Linear algebra - diagonizable matrix: find matrix P and D such that A = PDP^-1 Provide a P and a diagonal matrix D such that A = PDP^-1
Given:
A=
\begin{array}{l}-1-5i&1+2i&1+7i\\-4-14i&3+6i&1+19i\\-6+4i&3-2i&5-5i\end{array}
λ=1−i, 2−3i, 4
The matrix P would be: ____
The matrix D would be: ____
So I'm struggling to figure out how I would find the P and D matrices from matrix A. To find P, I thought I would have to find the eigenbasis of A which gave me:
P=
\begin{array}{l}-6+4i&3-2i&5-5i\\0&1/2-1/2i&-12/13+31/13i\\0&0&-48/13+20/13i\end{array}
And I thought for matrix D the general rule would just be to plug in the given eigenvalues diagonally in an empty matrix:
D=
\begin{array}{l}1-i&0&0\\0&2-3i&0\\0&0&4\end{array}
I'm told my answer is wrong, however. I'm not exactly sure if both my matrices are wrong or if it's just one of them, and I don't quite understand how I would acheive the correct values. I would appreciate any help or a push in the right direction!

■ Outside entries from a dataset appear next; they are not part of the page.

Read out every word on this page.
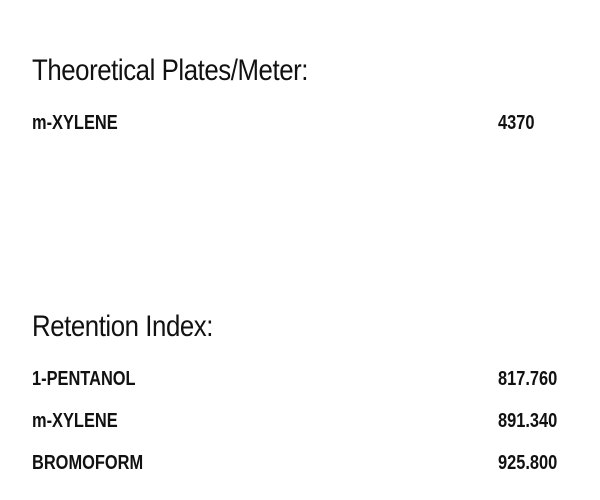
Theoretical Plates/Meter:
m-XYLENE	4370
Retention Index:
1-PENTANOL	817.760
m-XYLENE	891.340
BROMOFORM	925.800
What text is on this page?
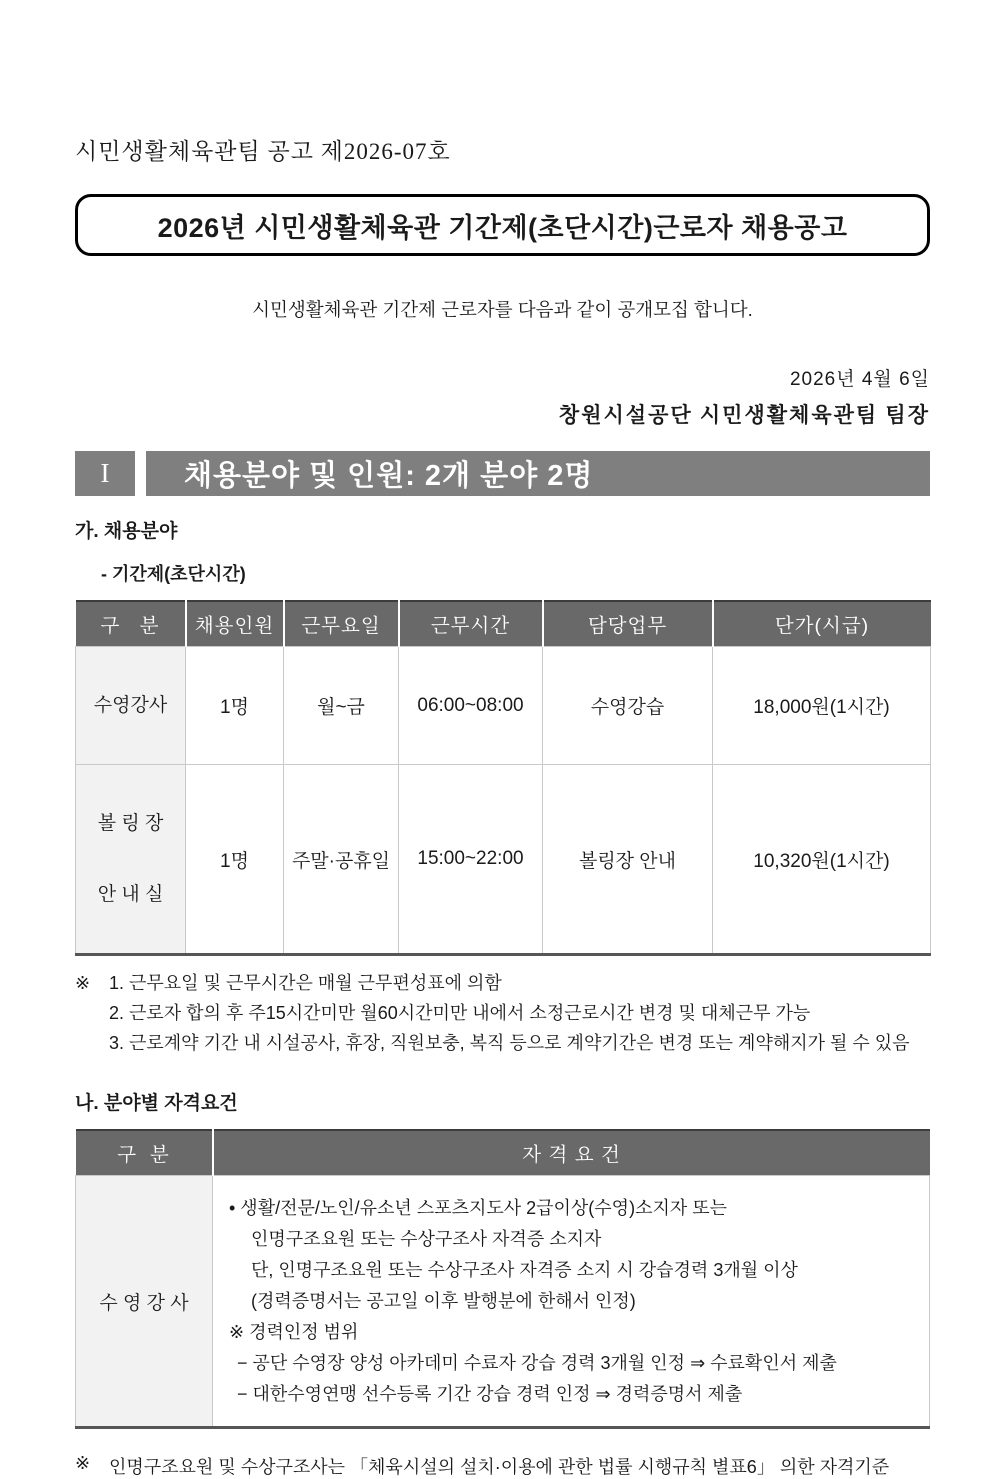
시민생활체육관팀 공고 제2026-07호
2026년 시민생활체육관 기간제(초단시간)근로자 채용공고
시민생활체육관 기간제 근로자를 다음과 같이 공개모집 합니다.
2026년 4월 6일
창원시설공단 시민생활체육관팀 팀장
I	채용분야 및 인원: 2개 분야 2명
가. 채용분야
- 기간제(초단시간)
구   분	채용인원	근무요일	근무시간	담당업무	단가(시급)

수영강사	1명	월~금	06:00~08:00	수영강습	18,000원(1시간)

볼 링 장

안 내 실	1명	주말·공휴일	15:00~22:00	볼링장 안내	10,320원(1시간)
※	1. 근무요일 및 근무시간은 매월 근무편성표에 의함
2. 근로자 합의 후 주15시간미만 월60시간미만 내에서 소정근로시간 변경 및 대체근무 가능
3. 근로계약 기간 내 시설공사, 휴장, 직원보충, 복직 등으로 계약기간은 변경 또는 계약해지가 될 수 있음
나. 분야별 자격요건
구  분	자 격 요 건
수 영 강 사	
• 생활/전문/노인/유소년 스포츠지도사 2급이상(수영)소지자 또는
인명구조요원 또는 수상구조사 자격증 소지자
단, 인명구조요원 또는 수상구조사 자격증 소지 시 강습경력 3개월 이상
(경력증명서는 공고일 이후 발행분에 한해서 인정)
※ 경력인정 범위
− 공단 수영장 양성 아카데미 수료자 강습 경력 3개월 인정 ⇒ 수료확인서 제출
− 대한수영연맹 선수등록 기간 강습 경력 인정 ⇒ 경력증명서 제출
※	인명구조요원 및 수상구조사는 「체육시설의 설치·이용에 관한 법률 시행규칙 별표6」 의한 자격기준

 A: To find the columns of $P$, find the eigenvectors associated with each eigenvalue of $A$.
So for example, to find the first column of $P$, we find the eigenvector associated with the first eigenvalue, $\lambda = 1 - i$.  That is, we have to find a non-zero solution to the equation $(A - \lambda I)x = 0$. One approach to this is to row-reduce the matrix $A - \lambda I$.  Doing this gives us
$$
\left(\begin{array}{ccc} -2-4{}\mathrm{i} & 1+2{}\mathrm{i} & 1+7{}\mathrm{i}\\ -4-14{}\mathrm{i} & 2+7{}\mathrm{i} & 1+19{}\mathrm{i}\\ -6+4{}\mathrm{i} & 3-2{}\mathrm{i} & 4-4{}\mathrm{i} \end{array}\right)
\leadsto 
\left(\begin{array}{ccc} 1 & -\frac{1}{2} & 0\\ 0 & 0 & 1\\ 0 & 0 & 0 \end{array}\right).
$$
Let $R$ denote the row-reduced form on the right. We want a non-zero solution to $Rx = 0$. We can write this system as
$$
\begin{cases}
x_1 - \frac 12 x_2 = 0\\
x_3 = 0
\end{cases} \implies 
\begin{cases}
x_2 = 2x_1\\
x_3 = 0.
\end{cases}
$$
So, taking $x_1 = 1$ gives us the the vector $x = (1,2,0)$, which we can take as the first column of our matrix $P$.
Following a similar procedure leads to $(- 2 + 1i, - 5 + 2i, 1)$ as the second column and $(2i, - 1 + 5i, 1)$ as the third column.